Des résultats financiers mirifiques

Sur le papier, Pfizer peut donc toujours exiger, au titre de l’année 2022, de facturer aux États membres de l’UE 650 millions de doses, alors qu’à ce jour, la multinationale américaine n’en a livré que 190 millions. Elle ne s’y trompe d’ailleurs pas en présentant, la semaine dernière, des résultats financiers mirifiques. Avec 26,2 milliards de dollars, ses profits pour les trois premiers trimestres 2022 ont déjà dépassé le total de l’année dernière (22 milliards de dollars).

Pas de panique, promet Pfizer aux marchés et à ses actionnaires : la baisse du chiffre d’affaires sur les vaccins n’est que conjoncturelle car elle a été « principalement provoquée par l’amendement à l’accord de livraison avec la Commission européenne où toutes les doses programmées pour la livraison entre juin et août 2022 doivent en revanche être livrées au cours du quatrième ­trimestre 2022 ».

Un décalage des livraisons, pas une annulation

Dans ces conditions, pas question pour les pays européens d’échapper à leurs obligations contractuelles, à la douloureuse au bénéfice des Big Pharma… et à de nouveaux gaspillages de vaccins ! Aujourd’hui, à la Commission européenne, on renvoie allègrement la patate chaude aux États. « La gestion des campagnes de vaccination ­relève de la compétence exclusive des États membres, retoque un porte-parole interrogé par l’HumanitéC’est aux États de gérer leurs stocks de vaccins. » Sur les doses déjà détruites ou en voie de l’être, la Commission s’engage, mais sans frais, à un « travail sans relâche pour minimiser leur nombre ».

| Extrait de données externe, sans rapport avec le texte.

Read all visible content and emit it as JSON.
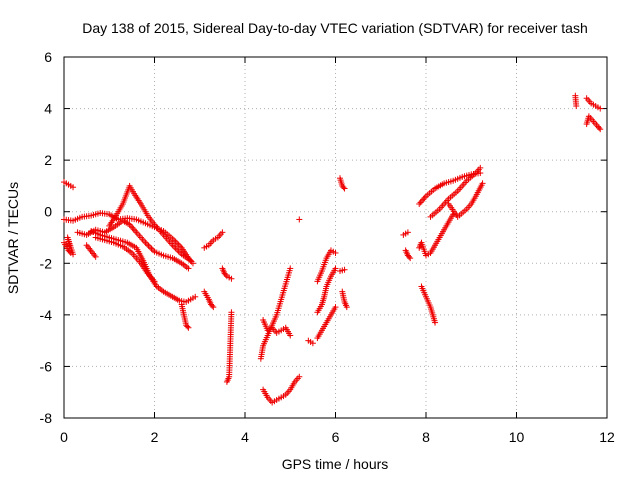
{
  "chart_data": {
    "type": "scatter",
    "title": "Day 138 of 2015, Sidereal Day-to-day VTEC variation (SDTVAR) for receiver tash",
    "xlabel": "GPS time / hours",
    "ylabel": "SDTVAR / TECUs",
    "xlim": [
      0,
      12
    ],
    "ylim": [
      -8,
      6
    ],
    "xticks": [
      0,
      2,
      4,
      6,
      8,
      10,
      12
    ],
    "yticks": [
      -8,
      -6,
      -4,
      -2,
      0,
      2,
      4,
      6
    ],
    "xtick_labels": [
      "0",
      "2",
      "4",
      "6",
      "8",
      "10",
      "12"
    ],
    "ytick_labels": [
      "-8",
      "-6",
      "-4",
      "-2",
      "0",
      "2",
      "4",
      "6"
    ],
    "grid": true,
    "marker": "+",
    "colors": {
      "series": "#ee0000",
      "grid": "#b0b0b0",
      "axes": "#000000"
    },
    "series": [
      {
        "segments": [
          [
            [
              0.0,
              1.15
            ],
            [
              0.05,
              1.1
            ],
            [
              0.1,
              1.05
            ],
            [
              0.15,
              1.0
            ],
            [
              0.2,
              0.95
            ]
          ],
          [
            [
              0.0,
              -1.2
            ],
            [
              0.05,
              -1.35
            ],
            [
              0.1,
              -1.5
            ],
            [
              0.15,
              -1.6
            ],
            [
              0.2,
              -1.65
            ],
            [
              0.08,
              -1.0
            ],
            [
              0.12,
              -1.3
            ]
          ],
          [
            [
              0.0,
              -0.3
            ],
            [
              0.2,
              -0.35
            ],
            [
              0.4,
              -0.2
            ],
            [
              0.6,
              -0.15
            ],
            [
              0.8,
              -0.05
            ],
            [
              1.0,
              -0.1
            ],
            [
              1.2,
              -0.3
            ],
            [
              1.4,
              -0.25
            ],
            [
              1.6,
              -0.3
            ],
            [
              1.8,
              -0.45
            ],
            [
              2.0,
              -0.6
            ],
            [
              2.2,
              -0.75
            ],
            [
              2.4,
              -1.05
            ],
            [
              2.6,
              -1.4
            ],
            [
              2.75,
              -1.8
            ],
            [
              2.85,
              -2.0
            ]
          ],
          [
            [
              0.3,
              -0.8
            ],
            [
              0.5,
              -0.9
            ],
            [
              0.7,
              -0.7
            ],
            [
              0.9,
              -0.8
            ],
            [
              1.1,
              -0.6
            ],
            [
              1.3,
              -0.35
            ],
            [
              1.45,
              -0.5
            ],
            [
              1.6,
              -0.8
            ],
            [
              1.8,
              -1.2
            ],
            [
              2.0,
              -1.55
            ],
            [
              2.2,
              -1.7
            ],
            [
              2.4,
              -1.8
            ],
            [
              2.6,
              -2.0
            ],
            [
              2.75,
              -2.2
            ]
          ],
          [
            [
              0.6,
              -0.75
            ],
            [
              0.8,
              -0.9
            ],
            [
              1.0,
              -1.0
            ],
            [
              1.2,
              -1.1
            ],
            [
              1.4,
              -1.2
            ],
            [
              1.6,
              -1.4
            ],
            [
              1.75,
              -1.9
            ],
            [
              1.9,
              -2.5
            ],
            [
              2.05,
              -2.9
            ],
            [
              2.2,
              -3.1
            ],
            [
              2.4,
              -3.3
            ],
            [
              2.55,
              -3.45
            ],
            [
              2.7,
              -3.5
            ],
            [
              2.8,
              -3.4
            ],
            [
              2.9,
              -3.3
            ]
          ],
          [
            [
              0.7,
              -1.0
            ],
            [
              0.9,
              -1.1
            ],
            [
              1.1,
              -1.2
            ],
            [
              1.3,
              -1.35
            ],
            [
              1.5,
              -1.6
            ],
            [
              1.7,
              -2.0
            ],
            [
              1.85,
              -2.4
            ],
            [
              2.0,
              -2.7
            ]
          ],
          [
            [
              1.0,
              -0.55
            ],
            [
              1.15,
              -0.15
            ],
            [
              1.3,
              0.3
            ],
            [
              1.45,
              1.0
            ],
            [
              1.55,
              0.7
            ],
            [
              1.7,
              0.3
            ],
            [
              1.85,
              -0.15
            ],
            [
              2.0,
              -0.5
            ],
            [
              2.2,
              -0.9
            ],
            [
              2.4,
              -1.3
            ],
            [
              2.6,
              -1.65
            ],
            [
              2.8,
              -1.9
            ]
          ],
          [
            [
              0.7,
              -1.75
            ],
            [
              0.5,
              -1.3
            ]
          ],
          [
            [
              2.6,
              -3.6
            ],
            [
              2.65,
              -4.0
            ],
            [
              2.7,
              -4.4
            ],
            [
              2.75,
              -4.5
            ]
          ],
          [
            [
              3.1,
              -1.4
            ],
            [
              3.2,
              -1.3
            ],
            [
              3.3,
              -1.1
            ],
            [
              3.4,
              -1.0
            ],
            [
              3.5,
              -0.8
            ]
          ],
          [
            [
              3.1,
              -3.1
            ],
            [
              3.2,
              -3.4
            ],
            [
              3.25,
              -3.6
            ],
            [
              3.3,
              -3.7
            ]
          ],
          [
            [
              3.5,
              -2.2
            ],
            [
              3.55,
              -2.4
            ],
            [
              3.6,
              -2.5
            ],
            [
              3.7,
              -2.6
            ]
          ],
          [
            [
              3.7,
              -3.9
            ],
            [
              3.65,
              -6.4
            ],
            [
              3.6,
              -6.6
            ]
          ],
          [
            [
              4.35,
              -5.7
            ],
            [
              4.4,
              -5.2
            ],
            [
              4.5,
              -4.8
            ],
            [
              4.6,
              -4.4
            ],
            [
              4.7,
              -4.0
            ],
            [
              4.8,
              -3.4
            ],
            [
              4.9,
              -2.8
            ],
            [
              5.0,
              -2.2
            ]
          ],
          [
            [
              4.4,
              -4.2
            ],
            [
              4.5,
              -4.6
            ],
            [
              4.6,
              -4.5
            ],
            [
              4.7,
              -4.7
            ],
            [
              4.8,
              -4.6
            ],
            [
              4.9,
              -4.5
            ],
            [
              5.0,
              -4.8
            ]
          ],
          [
            [
              4.4,
              -6.9
            ],
            [
              4.5,
              -7.2
            ],
            [
              4.6,
              -7.4
            ],
            [
              4.7,
              -7.3
            ],
            [
              4.8,
              -7.2
            ],
            [
              4.9,
              -7.1
            ],
            [
              5.0,
              -6.9
            ],
            [
              5.1,
              -6.6
            ],
            [
              5.2,
              -6.4
            ]
          ],
          [
            [
              5.2,
              -0.3
            ]
          ],
          [
            [
              5.4,
              -5.0
            ],
            [
              5.5,
              -5.1
            ]
          ],
          [
            [
              5.6,
              -3.9
            ],
            [
              5.7,
              -3.6
            ],
            [
              5.75,
              -3.3
            ],
            [
              5.8,
              -2.9
            ],
            [
              5.9,
              -2.5
            ],
            [
              6.0,
              -2.2
            ]
          ],
          [
            [
              5.6,
              -4.9
            ],
            [
              5.7,
              -4.6
            ],
            [
              5.8,
              -4.3
            ],
            [
              5.9,
              -4.0
            ],
            [
              6.0,
              -3.7
            ]
          ],
          [
            [
              5.6,
              -2.7
            ],
            [
              5.7,
              -2.3
            ],
            [
              5.8,
              -1.8
            ],
            [
              5.9,
              -1.5
            ],
            [
              6.0,
              -1.6
            ]
          ],
          [
            [
              6.1,
              1.3
            ],
            [
              6.15,
              1.0
            ],
            [
              6.2,
              0.9
            ]
          ],
          [
            [
              6.1,
              -2.3
            ],
            [
              6.2,
              -2.25
            ]
          ],
          [
            [
              6.15,
              -3.1
            ],
            [
              6.2,
              -3.5
            ],
            [
              6.25,
              -3.7
            ]
          ],
          [
            [
              7.5,
              -0.9
            ],
            [
              7.6,
              -0.8
            ]
          ],
          [
            [
              7.55,
              -1.5
            ],
            [
              7.6,
              -1.7
            ],
            [
              7.65,
              -1.8
            ]
          ],
          [
            [
              7.9,
              -2.9
            ],
            [
              8.0,
              -3.3
            ],
            [
              8.1,
              -3.7
            ],
            [
              8.15,
              -4.0
            ],
            [
              8.2,
              -4.3
            ]
          ],
          [
            [
              7.85,
              -1.4
            ],
            [
              7.9,
              -1.2
            ],
            [
              8.0,
              -1.7
            ],
            [
              8.1,
              -1.6
            ],
            [
              8.2,
              -1.3
            ],
            [
              8.3,
              -1.0
            ],
            [
              8.4,
              -0.7
            ],
            [
              8.5,
              -0.4
            ],
            [
              8.6,
              -0.1
            ]
          ],
          [
            [
              7.85,
              0.3
            ],
            [
              8.0,
              0.6
            ],
            [
              8.2,
              0.9
            ],
            [
              8.4,
              1.1
            ],
            [
              8.6,
              1.2
            ],
            [
              8.8,
              1.35
            ],
            [
              9.0,
              1.45
            ],
            [
              9.2,
              1.5
            ]
          ],
          [
            [
              8.1,
              -0.2
            ],
            [
              8.3,
              0.1
            ],
            [
              8.5,
              0.5
            ],
            [
              8.7,
              0.8
            ],
            [
              8.9,
              1.2
            ],
            [
              9.1,
              1.5
            ],
            [
              9.2,
              1.7
            ]
          ],
          [
            [
              8.5,
              0.3
            ],
            [
              8.7,
              -0.2
            ],
            [
              8.9,
              0.1
            ],
            [
              9.0,
              0.3
            ],
            [
              9.1,
              0.6
            ],
            [
              9.25,
              1.1
            ]
          ],
          [
            [
              11.3,
              4.5
            ],
            [
              11.32,
              4.1
            ]
          ],
          [
            [
              11.55,
              4.4
            ],
            [
              11.65,
              4.2
            ],
            [
              11.75,
              4.1
            ],
            [
              11.85,
              4.0
            ]
          ],
          [
            [
              11.55,
              3.4
            ],
            [
              11.6,
              3.7
            ],
            [
              11.7,
              3.5
            ],
            [
              11.8,
              3.3
            ],
            [
              11.85,
              3.2
            ]
          ]
        ]
      }
    ]
  }
}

« Plusieurs solutions, telles que le décalage des livraisons, la modification des types de vaccin livrés et le maintien des dons de vaccin aux pays tiers, permettent de limiter le nombre de doses de vaccin susceptibles d’être détruites, détaille la Commission à l’Humanité. Il est néanmoins ­ nécessaire de rappeler que les contrats pour les vaccins contre le Covid sont une assurance pour tous les États membres qui leur a garanti et continue de leur garantir un accès aux outils dont ils ont besoin pour faire face à la pandémie. La destruction d’une partie des vaccins contractés est malheureusement la conséquence de cette politique d’assurance qui vise à protéger l’ensemble des citoyens ­européens face aux évolutions du virus. »

Devant la commission spéciale sur la pandémie au Parlement européen (lire notre encadré ci-dessous), fin octobre, Margaritis Schinas, le vice-président de la Commission européenne, est venu chanter les louanges de sa propre institution. « Je suis pleinement convaincu qu’il s’agit d’un petit miracle européen, ou d’une success story européenne qui n’a pas été assez défendue, mais qui a été ressentie comme telle par les Européens. » Convoqué lui aussi quelques semaines plus tôt devant la même instance, Albert Bourla, le PDG de Pfizer, s’était fait porter pâle. Alors que les États camouflent leurs stocks de vaccins payés mais à jeter à la poubelle, alors que la Commission européenne s’en lave les mains, la vraie success story reste celle de son laboratoire et des Big Pharma.